Home is where the art is
Two events recently have made me think about symbolism. The spectacular comet now gracing the night sky visiting from the outer solar system would have been seen centuries ago as a harbinger of doom. The other event was closer to home: in my kitchen, in fact. My seven-year-old turned to me one morning and said, “Is that real, Mum?” pointing at a snake in the middle of the floor. “No, of course not” I said, until it raised its head and flicked its tongue, no doubt wondering where on earth he or she was and if we were real. And that made me think about how snakes, creatures that grow by sloughing their skins, have long been symbols of rebirth and regeneration.
A few days before the Culture Secretary’s very welcome announcement of £1.57 billion emergency funding for the arts and culture sector, the Prime Minister hinted that something was in the offing. He told the House of Commons that the economic case for supporting the performing arts is overwhelming.
He is right, it is. The cultural sector generates £32 billion for the economy a year, as part of the wider creative industries which contribute £111 billion – £304 million a day – and, until Covid-19 stopped the performing arts in their tracks, grew five times faster than the economy as whole. But it is about more than the earning power of the arts. The human case for supporting the performing arts is overwhelming too.
Cultural activity is a part of our national life – in the way it expresses who we are and helps us define ourselves as individuals and communities and in our outward expression as a nation. Culture and the arts contribute to our wellbeing, to our education, and to our social lives as well as to our economic prosperity.
The government’s rescue package is hugely positive news, but there are still lots of unknowns. We have to accept the possibility that it cannot save every organisation. We don’t yet know who will be eligible for support, and we don’t know the future course the of pandemic.
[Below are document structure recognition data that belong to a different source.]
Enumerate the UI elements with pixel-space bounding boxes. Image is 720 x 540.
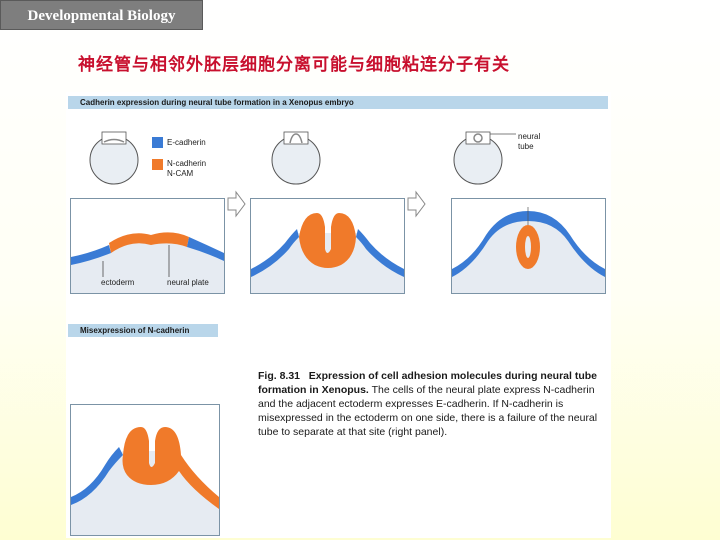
embryo-stage-2 (271, 131, 321, 185)
legend-e-cadherin-swatch (152, 137, 163, 148)
zoom-panel-stage-1: ectoderm neural plate (70, 198, 225, 294)
neural-tube-label: neural (518, 132, 541, 141)
slide-title: 神经管与相邻外胚层细胞分离可能与细胞粘连分子有关 (78, 55, 510, 75)
caption-body: The cells of the neural plate express N-… (258, 384, 598, 438)
legend-ncam-label: N-CAM (167, 169, 194, 178)
course-header-tab: Developmental Biology (0, 0, 203, 30)
stage-arrow-2 (407, 190, 426, 218)
neural-plate-label: neural plate (167, 278, 209, 287)
ectoderm-label: ectoderm (101, 278, 135, 287)
legend-n-cadherin-swatch (152, 159, 163, 170)
stage-arrow-1 (227, 190, 246, 218)
bottom-panel-title: Misexpression of N-cadherin (68, 324, 218, 337)
embryo-stage-1 (89, 131, 139, 185)
zoom-panel-stage-2 (250, 198, 405, 294)
caption-fig-number: Fig. 8.31 (258, 370, 301, 382)
legend-n-cadherin-label: N-cadherin (167, 159, 207, 168)
misexpression-panel (70, 404, 220, 536)
legend-e-cadherin-label: E-cadherin (167, 138, 206, 147)
textbook-figure: Cadherin expression during neural tube f… (66, 92, 611, 538)
figure-caption: Fig. 8.31 Expression of cell adhesion mo… (258, 369, 608, 439)
top-panel-title: Cadherin expression during neural tube f… (68, 96, 608, 109)
embryo-stage-3 (453, 131, 516, 185)
zoom-panel-stage-3 (451, 198, 606, 294)
neural-tube-label-2: tube (518, 142, 534, 151)
caption-title: Expression of cell adhesion molecules du… (258, 370, 598, 396)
There is a palpable sense of relief across the arts and culture sector, but we are not out of the woods.
While much of the recent noise has been about national institutions, it is in the regions, away from the metropolitan centres, that the loss of cultural institutions would be most grievously felt. We have seen the spectre of NewcastleGateshead without the arts and we don’t like it.
Here in the North East we have libraries, galleries, theatres and concert halls laid down proudly by the leaders of the industrial revolution and then built upon anew – indeed still being built upon in Sunderland – substantially in the 21st century, underpinned by lottery investment. In both periods, this investment has been fuelled by communities wanting to support better lives for their people. In latter times, successive local authorities – in Gateshead, Newcastle, Middlesbrough, Sunderland, Darlington – have been pivotal in this, seeing cultural activity and the infrastructure which supports it as fundamental to making a place better for its people.
We think of the physical buildings as symbols of the role which culture plays in our lives. Just like the big national numbers, they attract attention. But behind them lies the other half of the story: what they mean to individuals and how this contributes to the way we knit together as a society. Which in turn makes place – helping define its quality and its identity.
Ultimately this isn’t about bricks and mortar – or glass – it’s about what it means for individuals. It’s about the effect which being involved in the arts and creativity can have for a person – from the broadest experience in a concert of hearing something new, meeting new people or simply having a good time and forgetting a day’s work; through building physical co-ordination, working as a team, communicating in playing music with others, to using music to build bonds between adopted children and their new families and to enable older people to combat isolation and loneliness. It is no accident that we turn to the arts at times of greatest joy and at times of greatest pain. We come together and sing to welcome people into our families by birth or by marriage and we come together and sing our farewells.
In short, the arts can help a person’s physical, emotional and mental health. This is where the vital human value lies, and this is why it’s crucial for villages, towns and cities to have the arts and culture as part of their place.
What it starts from in our region, with the richest musical heritage in England, is a belief that access to participating in arts and culture of the highest quality, in being creative, is everyone’s right. It is a driver and a measure of social inclusion. It cements communities which are far from the big cities; it epitomises democracy. This is what acts as a catalyst to further investment – making places attractive for people to live and work and for businesses to invest in. If the whole cultural sector, central and local government, civic society, communities and individuals – all of us – put culture at the heart of place we can aspire to a more inclusive society where places do not define us, they make us.
As we make the case at national level, the power of the case is across the country –it’s specific in each individual place, but what each place has in common is the value brought for individuals, the potential it releases in communities and the society and identity it creates. Which brings be back to our visitors, to our comet and our snake. We can choose doom, or we can choose to be energised by the prospect of rebirth and regeneration.